SWEET TOOTH
by Ian McEwan

Fledgling writers are often told, “Write what you know.” Ian McEwan has almost always done the opposite. Ergo his penchant for depicting science and scientists, whose professions he researches with the disciplined rigour of a method actor. For 2010’s underrated Solar, McEwan versed himself in cutting-edge solar technologies to determine which his Nobel-Prize winning character Michael Beard might plausibly champion. For the astonishing descriptions of neurosurgery in Saturday McEwan personally observed, supposedly with unflappable cool, operations that can bring medical students to their knees. An appropriate response to anyone who says that McEwan’s work isn’t rocket science is “No, not yet.”

Sweet ToothGiven this occupational wanderlust, it comes as something of a surprise to find McEwan hanging so close to home in 1972 Cold War-set Sweet Tooth. In his portrayal of Tom Healy, a struggling novelist unknowingly funded by British security service MI5, McEwan rather flamboyantly casts a number of his contemporaries—writers and publishers both—in walk-on parts. Martin Amis (who along with the late Christopher Hitchens, to whom the book is dedicated, is one of McEwan’s closest friends) gets a particularly thorough if indirect back scratching. At a reading, Tom’s fashionably grim, post-apocalyptic novel is spectacularly upstaged by Amis’ “obscene, cruel and very funny” The Rachel Papers. Taking the stage, Healy feels “the whole room resenting him for undoing the merriment.” Afterwards, Amis offers him a triple scotch in lieu of encouragement.

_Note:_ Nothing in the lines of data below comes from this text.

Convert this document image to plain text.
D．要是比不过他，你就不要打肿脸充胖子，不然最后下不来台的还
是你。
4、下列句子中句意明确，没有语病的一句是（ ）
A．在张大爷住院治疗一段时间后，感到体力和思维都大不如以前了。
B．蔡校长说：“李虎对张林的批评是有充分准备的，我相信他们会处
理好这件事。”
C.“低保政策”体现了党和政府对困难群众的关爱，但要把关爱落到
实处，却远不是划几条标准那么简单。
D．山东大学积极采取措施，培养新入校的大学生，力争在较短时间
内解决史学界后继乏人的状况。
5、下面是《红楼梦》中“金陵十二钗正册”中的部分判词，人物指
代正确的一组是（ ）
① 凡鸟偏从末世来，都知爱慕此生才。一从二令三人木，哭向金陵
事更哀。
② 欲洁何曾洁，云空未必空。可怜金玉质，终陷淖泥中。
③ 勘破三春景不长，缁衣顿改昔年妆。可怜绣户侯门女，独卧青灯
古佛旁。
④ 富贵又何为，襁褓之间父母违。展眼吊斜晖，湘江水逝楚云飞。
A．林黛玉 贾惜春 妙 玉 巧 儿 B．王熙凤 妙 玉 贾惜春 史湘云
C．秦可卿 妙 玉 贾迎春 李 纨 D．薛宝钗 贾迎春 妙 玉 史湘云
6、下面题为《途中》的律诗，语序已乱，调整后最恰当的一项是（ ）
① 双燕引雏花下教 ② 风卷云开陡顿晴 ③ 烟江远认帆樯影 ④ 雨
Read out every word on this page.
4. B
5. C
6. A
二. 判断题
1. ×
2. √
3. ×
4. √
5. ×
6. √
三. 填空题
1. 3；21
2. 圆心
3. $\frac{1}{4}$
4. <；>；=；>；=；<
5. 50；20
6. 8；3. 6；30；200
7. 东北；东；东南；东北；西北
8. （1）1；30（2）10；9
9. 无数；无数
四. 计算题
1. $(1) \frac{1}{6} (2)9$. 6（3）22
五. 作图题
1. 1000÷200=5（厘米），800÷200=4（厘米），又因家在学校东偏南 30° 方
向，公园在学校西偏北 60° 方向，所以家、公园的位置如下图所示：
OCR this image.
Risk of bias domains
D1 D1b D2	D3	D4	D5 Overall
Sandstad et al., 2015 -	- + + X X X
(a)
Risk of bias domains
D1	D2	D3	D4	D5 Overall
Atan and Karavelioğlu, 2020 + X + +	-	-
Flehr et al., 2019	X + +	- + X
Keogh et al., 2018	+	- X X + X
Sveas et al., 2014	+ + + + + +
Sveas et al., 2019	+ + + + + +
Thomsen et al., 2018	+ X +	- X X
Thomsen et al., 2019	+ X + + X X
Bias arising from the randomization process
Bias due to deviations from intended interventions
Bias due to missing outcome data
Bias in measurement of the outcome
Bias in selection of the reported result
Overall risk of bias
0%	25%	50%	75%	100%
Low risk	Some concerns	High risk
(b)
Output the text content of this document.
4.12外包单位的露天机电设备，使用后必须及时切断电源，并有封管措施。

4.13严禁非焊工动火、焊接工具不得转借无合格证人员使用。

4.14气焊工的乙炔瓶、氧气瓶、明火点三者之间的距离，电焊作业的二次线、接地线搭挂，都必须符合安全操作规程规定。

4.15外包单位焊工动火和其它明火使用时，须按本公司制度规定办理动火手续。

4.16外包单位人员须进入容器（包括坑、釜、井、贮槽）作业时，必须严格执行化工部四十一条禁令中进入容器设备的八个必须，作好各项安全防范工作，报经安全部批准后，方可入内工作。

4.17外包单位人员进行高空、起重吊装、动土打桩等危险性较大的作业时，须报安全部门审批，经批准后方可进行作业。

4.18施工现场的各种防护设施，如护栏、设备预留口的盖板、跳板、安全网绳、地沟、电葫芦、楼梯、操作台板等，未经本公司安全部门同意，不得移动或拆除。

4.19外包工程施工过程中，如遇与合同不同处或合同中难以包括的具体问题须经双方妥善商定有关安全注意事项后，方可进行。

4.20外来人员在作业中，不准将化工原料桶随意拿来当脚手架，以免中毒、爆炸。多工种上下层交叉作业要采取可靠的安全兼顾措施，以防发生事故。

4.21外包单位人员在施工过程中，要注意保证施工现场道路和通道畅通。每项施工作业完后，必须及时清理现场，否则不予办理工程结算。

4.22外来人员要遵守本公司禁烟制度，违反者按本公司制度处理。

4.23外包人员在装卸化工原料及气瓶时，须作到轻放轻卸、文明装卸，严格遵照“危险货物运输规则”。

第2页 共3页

Serena Frome, a beautiful, blonde, chess-playing Bishop’s daughter, is ostensibly McEwan’s first female protagonist/narrator since Atonement (that “ostensibly” unfortunately has to hang, no spoilers here). Despite having studied math at Cambridge, Serena prefers reading novels, which she devours voraciously. Her interests make Serena ripe for recruitment into MI5’s operation “Sweet Tooth,” whose aim is to turn writers with naturally pro-establishment, anti-Soviet views into unwitting propagandists by funding them through a spurious grant organization.

Posing as a foundation representative, Serena informs an incredulous Tom that his financial worries are over then goes wildly off message by embarking on an affair with him, one fuelled, initially at least, by Serena’s perception that she’s been spurned by Max, her love interest at MI5. McEwan has always had a habit of writing plots anchored by rash decisions or devastating events—Briony’s rape accusation in Atonement, the balloon accident in Enduring Love, the child who disappears in Child in Time. Needless to say, Serena’s indiscretion provides the push that gets things moving rapidly downhill.

At this point in his career, McEwan is arguably too big to fail. Sweet Tooth is indeed chockablock with many of the qualities that have built his shining empire: innocuous sentences that discreetly build to spellbindingly vivid paragraphs, uncomfortable sex and an old-fashioned embrace of suspense. There are a number of brilliant, funny, scenes, including one in which Serena emasculates Tom with a classic probability problem (the infamous “Monty Hall paradox”) after he patronizingly asks her to tell him an “interesting” story about math. Later, he show-offishly tries to work the problem into his novel but still gets it wrong.

But there are also leaks in McEwan’s normally watertight housing. Early in her assignment, Serena becomes aware that agency “watchers” have cased her apartment, yet her flagrant cavorting with her target elicits no reaction for months. Despite his reputation as a cerebral rationalist, McEwan often pushes the boundaries of the credible. Credulity, however, has not kept pace with yoga wear when it comes to elasticity and the novel’s ending comes off as something of a groaner. The constant insider references are also a tad clubby, although it’s safe to say many readers will revel in them for this very reason.